The DELF and DALF diplomas are the official French proficiency certifications from France’s Ministry of Education, and each one certifies a single CEFR level. This converter totals your four component marks, applies the official pass rules, and tells you exactly which CEFR level a passing result represents.
How it works
Every level is marked out of 100, divided into four equally weighted components of 25 marks: listening, reading, writing, and speaking. There are two conditions to pass. First, your total must reach at least 50 out of 100. Second, and easy to overlook, you must score at least 5 out of 25 on every single component. A strong total cannot rescue a component below the 5-point floor, so the tool checks both rules and tells you which, if either, you missed.
The CEFR mapping is fixed rather than calculated. DELF certifies the lower four levels (A1, A2, B1, B2) and DALF the top two (C1, C2). Passing the diploma for a level is itself the proof of that CEFR level, which is why institutions accept the diploma name directly.
The two-rule pass system in detail
Many candidates focus only on the total and miss the component minimum. The scoring works like this:
| Check | Threshold | Effect of failing |
|---|---|---|
| Overall total | At least 50 out of 100 | Fail regardless of component scores |
| Each component | At least 5 out of 25 | Fail even if total is above 50 |
Both rules must be satisfied simultaneously. The component minimum exists to ensure genuine competence across all four skills — you cannot graduate DELF B2 while being unable to produce coherent written French.
What each DELF/DALF level means in practice
| Diploma | CEFR Level | Practical description |
|---|---|---|
| DELF A1 | A1 Beginner | Basic phrases, simple interaction |
| DELF A2 | A2 Elementary | Routine tasks, familiar topics |
| DELF B1 | B1 Intermediate | Manages most travel and daily situations |
| DELF B2 | B2 Upper-Intermediate | Independent user; understands complex texts |
| DALF C1 | C1 Advanced | Fluent, flexible, nuanced expression |
| DALF C2 | C2 Mastery | Near-native precision and comprehension |
DELF B2 is the most commonly required level for university admission in France and for many French-taught programmes worldwide. DALF C1 is typically requested for postgraduate study or professional accreditation in French-speaking countries.

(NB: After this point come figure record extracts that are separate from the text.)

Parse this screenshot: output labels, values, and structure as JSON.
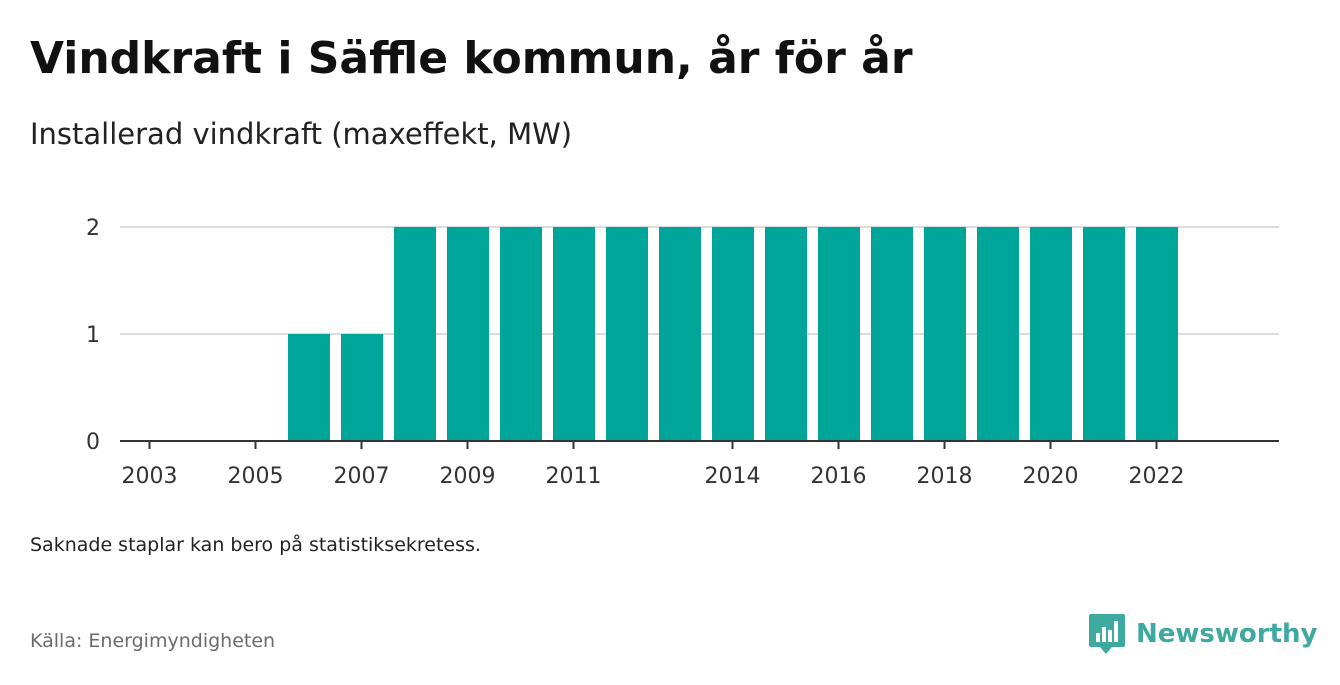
{
  "header": {
    "title": "Vindkraft i Säffle kommun, år för år",
    "subtitle": "Installerad vindkraft (maxeffekt, MW)"
  },
  "footer": {
    "note": "Saknade staplar kan bero på statistiksekretess.",
    "source": "Källa: Energimyndigheten",
    "brand": "Newsworthy"
  },
  "colors": {
    "bar": "#00a59a",
    "gridline": "#dcdcdc",
    "axis": "#333333",
    "brand": "#3ea99f"
  },
  "chart_data": {
    "type": "bar",
    "title": "Vindkraft i Säffle kommun, år för år",
    "subtitle": "Installerad vindkraft (maxeffekt, MW)",
    "xlabel": "",
    "ylabel": "",
    "categories": [
      "2003",
      "2004",
      "2005",
      "2006",
      "2007",
      "2008",
      "2009",
      "2010",
      "2011",
      "2012",
      "2013",
      "2014",
      "2015",
      "2016",
      "2017",
      "2018",
      "2019",
      "2020",
      "2021",
      "2022"
    ],
    "values": [
      0,
      0,
      0,
      1,
      1,
      2,
      2,
      2,
      2,
      2,
      2,
      2,
      2,
      2,
      2,
      2,
      2,
      2,
      2,
      2
    ],
    "ylim": [
      0,
      2
    ],
    "yticks": [
      0,
      1,
      2
    ],
    "xtick_labels": [
      "2003",
      "2005",
      "2007",
      "2009",
      "2011",
      "2014",
      "2016",
      "2018",
      "2020",
      "2022"
    ],
    "grid": true,
    "legend": "none"
  }
}
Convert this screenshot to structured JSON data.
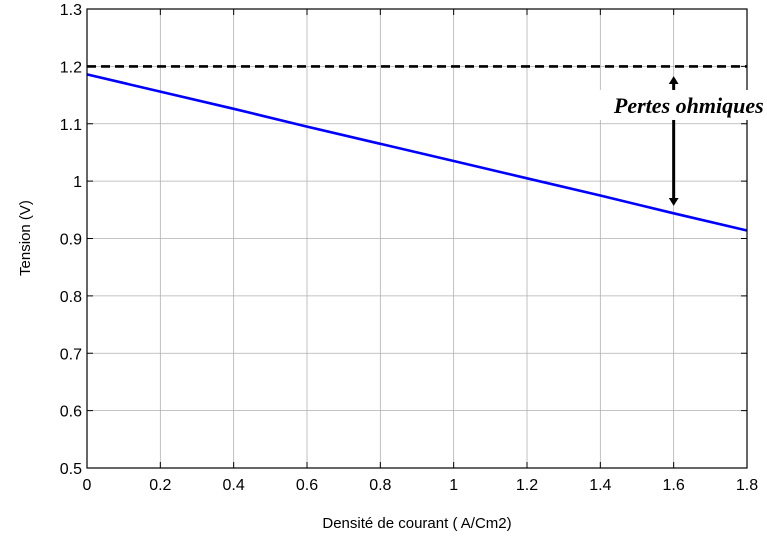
{
  "chart_data": {
    "type": "line",
    "xlabel": "Densité de courant ( A/Cm2)",
    "ylabel": "Tension (V)",
    "xlim": [
      0,
      1.8
    ],
    "ylim": [
      0.5,
      1.3
    ],
    "grid": true,
    "x_ticks": [
      "0",
      "0.2",
      "0.4",
      "0.6",
      "0.8",
      "1",
      "1.2",
      "1.4",
      "1.6",
      "1.8"
    ],
    "y_ticks": [
      "0.5",
      "0.6",
      "0.7",
      "0.8",
      "0.9",
      "1",
      "1.1",
      "1.2",
      "1.3"
    ],
    "series": [
      {
        "style": "solid",
        "color": "#0000ff",
        "x": [
          0,
          0.2,
          0.4,
          0.6,
          0.8,
          1.0,
          1.2,
          1.4,
          1.6,
          1.8
        ],
        "y": [
          1.186,
          1.156,
          1.126,
          1.095,
          1.065,
          1.035,
          1.005,
          0.975,
          0.944,
          0.914
        ]
      },
      {
        "style": "dashed",
        "color": "#000000",
        "x": [
          0,
          1.8
        ],
        "y": [
          1.2,
          1.2
        ]
      }
    ],
    "annotations": [
      {
        "text": "Pertes ohmiques",
        "x": 1.6,
        "y_from": 1.19,
        "y_to": 0.95
      }
    ]
  }
}
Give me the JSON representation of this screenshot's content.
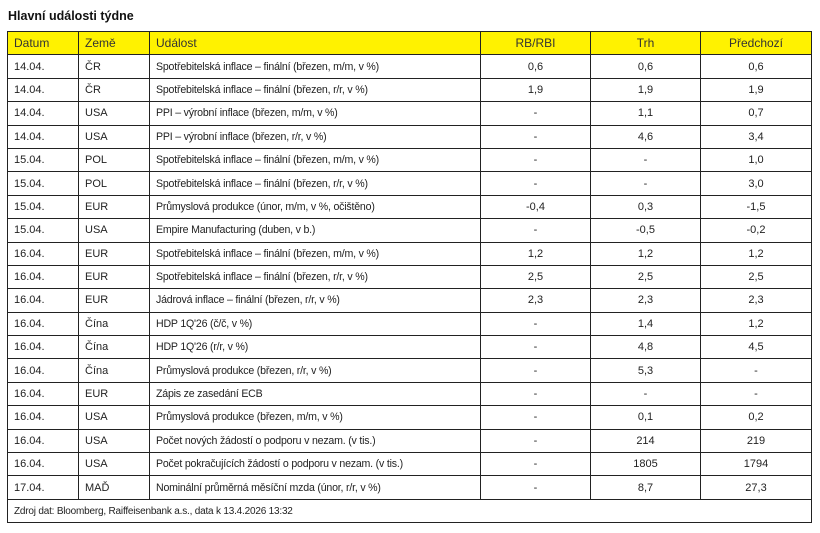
{
  "title": "Hlavní události týdne",
  "columns": [
    "Datum",
    "Země",
    "Událost",
    "RB/RBI",
    "Trh",
    "Předchozí"
  ],
  "header_color": "#fff200",
  "rows": [
    [
      "14.04.",
      "ČR",
      "Spotřebitelská inflace – finální (březen, m/m, v %)",
      "0,6",
      "0,6",
      "0,6"
    ],
    [
      "14.04.",
      "ČR",
      "Spotřebitelská inflace – finální (březen, r/r, v %)",
      "1,9",
      "1,9",
      "1,9"
    ],
    [
      "14.04.",
      "USA",
      "PPI – výrobní inflace (březen, m/m, v %)",
      "-",
      "1,1",
      "0,7"
    ],
    [
      "14.04.",
      "USA",
      "PPI – výrobní inflace (březen, r/r, v %)",
      "-",
      "4,6",
      "3,4"
    ],
    [
      "15.04.",
      "POL",
      "Spotřebitelská inflace – finální (březen, m/m, v %)",
      "-",
      "-",
      "1,0"
    ],
    [
      "15.04.",
      "POL",
      "Spotřebitelská inflace – finální (březen, r/r, v %)",
      "-",
      "-",
      "3,0"
    ],
    [
      "15.04.",
      "EUR",
      "Průmyslová produkce (únor, m/m, v %, očištěno)",
      "-0,4",
      "0,3",
      "-1,5"
    ],
    [
      "15.04.",
      "USA",
      "Empire Manufacturing (duben, v b.)",
      "-",
      "-0,5",
      "-0,2"
    ],
    [
      "16.04.",
      "EUR",
      "Spotřebitelská inflace – finální (březen, m/m, v %)",
      "1,2",
      "1,2",
      "1,2"
    ],
    [
      "16.04.",
      "EUR",
      "Spotřebitelská inflace – finální (březen, r/r, v %)",
      "2,5",
      "2,5",
      "2,5"
    ],
    [
      "16.04.",
      "EUR",
      "Jádrová inflace – finální (březen, r/r, v %)",
      "2,3",
      "2,3",
      "2,3"
    ],
    [
      "16.04.",
      "Čína",
      "HDP 1Q'26 (č/č, v %)",
      "-",
      "1,4",
      "1,2"
    ],
    [
      "16.04.",
      "Čína",
      "HDP 1Q'26 (r/r, v %)",
      "-",
      "4,8",
      "4,5"
    ],
    [
      "16.04.",
      "Čína",
      "Průmyslová produkce (březen, r/r, v %)",
      "-",
      "5,3",
      "-"
    ],
    [
      "16.04.",
      "EUR",
      "Zápis ze zasedání ECB",
      "-",
      "-",
      "-"
    ],
    [
      "16.04.",
      "USA",
      "Průmyslová produkce (březen, m/m, v %)",
      "-",
      "0,1",
      "0,2"
    ],
    [
      "16.04.",
      "USA",
      "Počet nových žádostí o podporu v nezam. (v tis.)",
      "-",
      "214",
      "219"
    ],
    [
      "16.04.",
      "USA",
      "Počet pokračujících žádostí o podporu v nezam. (v tis.)",
      "-",
      "1805",
      "1794"
    ],
    [
      "17.04.",
      "MAĎ",
      "Nominální průměrná měsíční mzda (únor, r/r, v %)",
      "-",
      "8,7",
      "27,3"
    ]
  ],
  "footer": "Zdroj dat: Bloomberg, Raiffeisenbank a.s., data k  13.4.2026 13:32"
}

The 5-point trap — a worked example
Suppose you sit DELF B2 and score 22 in reading, 20 in listening, 4 in writing, and 18 in speaking. Your total is 64, comfortably over 50, yet you fail — writing is below the 5-point minimum. This is the most common way candidates are surprised by a fail, and it happens disproportionately in writing and speaking where nerves and exam conditions matter most.
To avoid this: track your practice scores per skill, not just your total. If any component is trending below 8 out of 25 in practice, treat it as a risk and give it deliberate focus in the weeks before the exam. The gap between 5 and 8 is your safety margin.
Lifetime validity
Unlike IELTS or TOEFL — which expire after two years — a passed DELF or DALF diploma is valid for life. There is no need to re-sit the exam for renewal. Some institutions have their own policies requesting a recent result, but the diploma itself has no expiry built into it. This permanence makes passing it a one-time investment in a recognised credential.